The program funds will be channelled towards investment, construction, extension, or rehabilitation of drinking water production units, pumping stations, water supply, and distribution pipes.
Additionally, they will be utilized to maintain reservoirs, wastewater, rainwater collectors, and storm drains.
The investments further cover network rehabilitation and optimization, to combat leaks and improve water supply, as well as modernize and digitize the company’s operating systems.
These two agreements are not the only measures that Morocco is making to combat a country-wide drought crisis.
The National Office for Electricity and Drinking Water (ONEE) launched a dam project on March 27, 2022, to secure the supply of drinking water in the Marrakech region.

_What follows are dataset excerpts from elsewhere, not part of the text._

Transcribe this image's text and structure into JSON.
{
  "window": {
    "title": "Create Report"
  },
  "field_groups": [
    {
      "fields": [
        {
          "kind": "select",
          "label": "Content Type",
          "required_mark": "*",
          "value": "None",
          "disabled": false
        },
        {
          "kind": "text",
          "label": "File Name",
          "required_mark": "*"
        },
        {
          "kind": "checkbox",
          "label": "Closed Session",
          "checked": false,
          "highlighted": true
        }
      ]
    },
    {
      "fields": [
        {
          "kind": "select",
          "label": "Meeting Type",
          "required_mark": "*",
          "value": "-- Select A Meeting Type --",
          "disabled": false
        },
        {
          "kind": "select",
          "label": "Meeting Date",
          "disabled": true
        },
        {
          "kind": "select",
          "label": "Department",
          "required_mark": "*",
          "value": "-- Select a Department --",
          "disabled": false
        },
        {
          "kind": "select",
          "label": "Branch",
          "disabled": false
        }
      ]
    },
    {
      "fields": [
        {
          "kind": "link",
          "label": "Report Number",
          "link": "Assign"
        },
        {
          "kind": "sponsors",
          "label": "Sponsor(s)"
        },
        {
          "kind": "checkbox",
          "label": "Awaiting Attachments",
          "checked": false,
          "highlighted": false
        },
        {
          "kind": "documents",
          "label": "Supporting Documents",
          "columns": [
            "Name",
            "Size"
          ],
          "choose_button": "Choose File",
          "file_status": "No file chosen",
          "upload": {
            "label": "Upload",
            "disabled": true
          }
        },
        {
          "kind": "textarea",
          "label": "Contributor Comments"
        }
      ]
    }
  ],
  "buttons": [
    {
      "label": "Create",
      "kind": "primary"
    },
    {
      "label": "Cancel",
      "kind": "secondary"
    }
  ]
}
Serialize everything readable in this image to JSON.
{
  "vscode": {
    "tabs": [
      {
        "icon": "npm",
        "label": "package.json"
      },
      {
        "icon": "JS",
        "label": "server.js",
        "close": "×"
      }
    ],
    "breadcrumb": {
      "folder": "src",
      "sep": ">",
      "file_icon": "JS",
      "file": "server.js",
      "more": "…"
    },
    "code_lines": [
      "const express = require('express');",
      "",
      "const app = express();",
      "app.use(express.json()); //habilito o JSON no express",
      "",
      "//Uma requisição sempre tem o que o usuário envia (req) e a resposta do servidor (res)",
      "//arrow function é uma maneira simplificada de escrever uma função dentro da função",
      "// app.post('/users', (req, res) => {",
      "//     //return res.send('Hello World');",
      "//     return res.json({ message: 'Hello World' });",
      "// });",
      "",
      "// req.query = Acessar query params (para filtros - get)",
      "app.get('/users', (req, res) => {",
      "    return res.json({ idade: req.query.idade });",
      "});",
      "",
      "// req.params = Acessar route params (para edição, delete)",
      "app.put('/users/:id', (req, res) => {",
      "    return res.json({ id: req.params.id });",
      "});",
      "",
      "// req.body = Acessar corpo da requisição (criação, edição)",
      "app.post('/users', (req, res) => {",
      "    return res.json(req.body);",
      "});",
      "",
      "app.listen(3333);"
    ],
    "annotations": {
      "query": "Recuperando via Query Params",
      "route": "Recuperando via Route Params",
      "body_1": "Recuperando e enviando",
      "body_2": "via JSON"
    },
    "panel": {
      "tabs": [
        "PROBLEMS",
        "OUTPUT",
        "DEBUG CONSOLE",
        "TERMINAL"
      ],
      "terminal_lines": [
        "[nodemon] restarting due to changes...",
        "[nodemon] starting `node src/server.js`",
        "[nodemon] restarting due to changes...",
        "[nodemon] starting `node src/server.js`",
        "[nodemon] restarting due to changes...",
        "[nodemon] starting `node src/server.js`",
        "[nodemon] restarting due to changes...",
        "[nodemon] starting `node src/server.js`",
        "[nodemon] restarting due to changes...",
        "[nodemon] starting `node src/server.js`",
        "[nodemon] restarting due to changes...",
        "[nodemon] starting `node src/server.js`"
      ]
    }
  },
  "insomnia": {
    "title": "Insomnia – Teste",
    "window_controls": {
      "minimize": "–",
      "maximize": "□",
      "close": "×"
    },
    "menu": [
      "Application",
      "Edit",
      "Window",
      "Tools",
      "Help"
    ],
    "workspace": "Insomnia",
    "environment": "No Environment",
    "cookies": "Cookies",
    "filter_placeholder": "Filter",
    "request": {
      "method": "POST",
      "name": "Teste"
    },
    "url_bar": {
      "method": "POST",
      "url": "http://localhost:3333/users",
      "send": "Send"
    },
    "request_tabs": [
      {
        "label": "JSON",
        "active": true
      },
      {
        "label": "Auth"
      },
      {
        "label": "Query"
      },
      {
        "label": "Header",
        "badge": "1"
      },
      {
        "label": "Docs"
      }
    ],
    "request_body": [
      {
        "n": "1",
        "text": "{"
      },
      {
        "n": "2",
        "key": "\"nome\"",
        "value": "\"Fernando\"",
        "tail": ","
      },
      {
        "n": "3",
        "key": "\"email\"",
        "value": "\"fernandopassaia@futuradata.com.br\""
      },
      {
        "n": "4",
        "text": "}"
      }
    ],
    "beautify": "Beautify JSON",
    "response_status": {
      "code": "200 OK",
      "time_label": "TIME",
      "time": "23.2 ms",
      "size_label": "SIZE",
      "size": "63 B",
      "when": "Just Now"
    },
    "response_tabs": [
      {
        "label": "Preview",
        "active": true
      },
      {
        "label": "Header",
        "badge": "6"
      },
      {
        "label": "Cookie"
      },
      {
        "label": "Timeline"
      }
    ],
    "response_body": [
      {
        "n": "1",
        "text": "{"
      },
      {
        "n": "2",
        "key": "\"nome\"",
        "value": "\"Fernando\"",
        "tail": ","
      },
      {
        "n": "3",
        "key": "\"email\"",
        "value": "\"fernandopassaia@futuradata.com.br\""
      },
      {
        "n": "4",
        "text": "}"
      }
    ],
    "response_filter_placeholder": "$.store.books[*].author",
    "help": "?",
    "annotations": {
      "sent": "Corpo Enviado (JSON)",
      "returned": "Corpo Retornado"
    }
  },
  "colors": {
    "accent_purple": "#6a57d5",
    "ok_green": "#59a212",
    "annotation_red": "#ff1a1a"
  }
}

The project was estimated to cost MAD 2.5 billion (US$268.24 million) and is part of the National Program for the Supply of Drinking water and Irrigation 2020-2027, which has the goal to construct 120 dams by 2024 among other measures.
The country has also opted for desalination plants to help make up the deficit, although they are energy-intensive and pump brine back into the sea which causes its own environmental problems.
The North African country is trying to find additional solutions to solve the country’s need for water after being hit by the worst drought in three decades this year.
Currently, Moroccans have access to just 600 cubic meters of water per person per year, far below the 2,600 cubic meters they enjoyed in the 1960s.
Developmental partners have also come to the aid of the North African country as recently, World Bank pledged a US$180 million support to enhance irrigation in the country in the face of drought.
The funds will be channelled towards implementation of the Resilience and Sustainability of Irrigation Water (REDI) project.
Within this framework, REDI will support the creation of a pilot platform for tradable water allocation that will cover 98,000 hectares belonging to 20,000 farmers in the Tadla perimeter, a region located in central Morocco.
It will support the implementation of the Chtouka groundwater contract in the Casablanca-Settat region to improve sustainable groundwater management.
To strengthen water governance, the project also plans to design, develop and implement digital water management and Agri-informatics tools.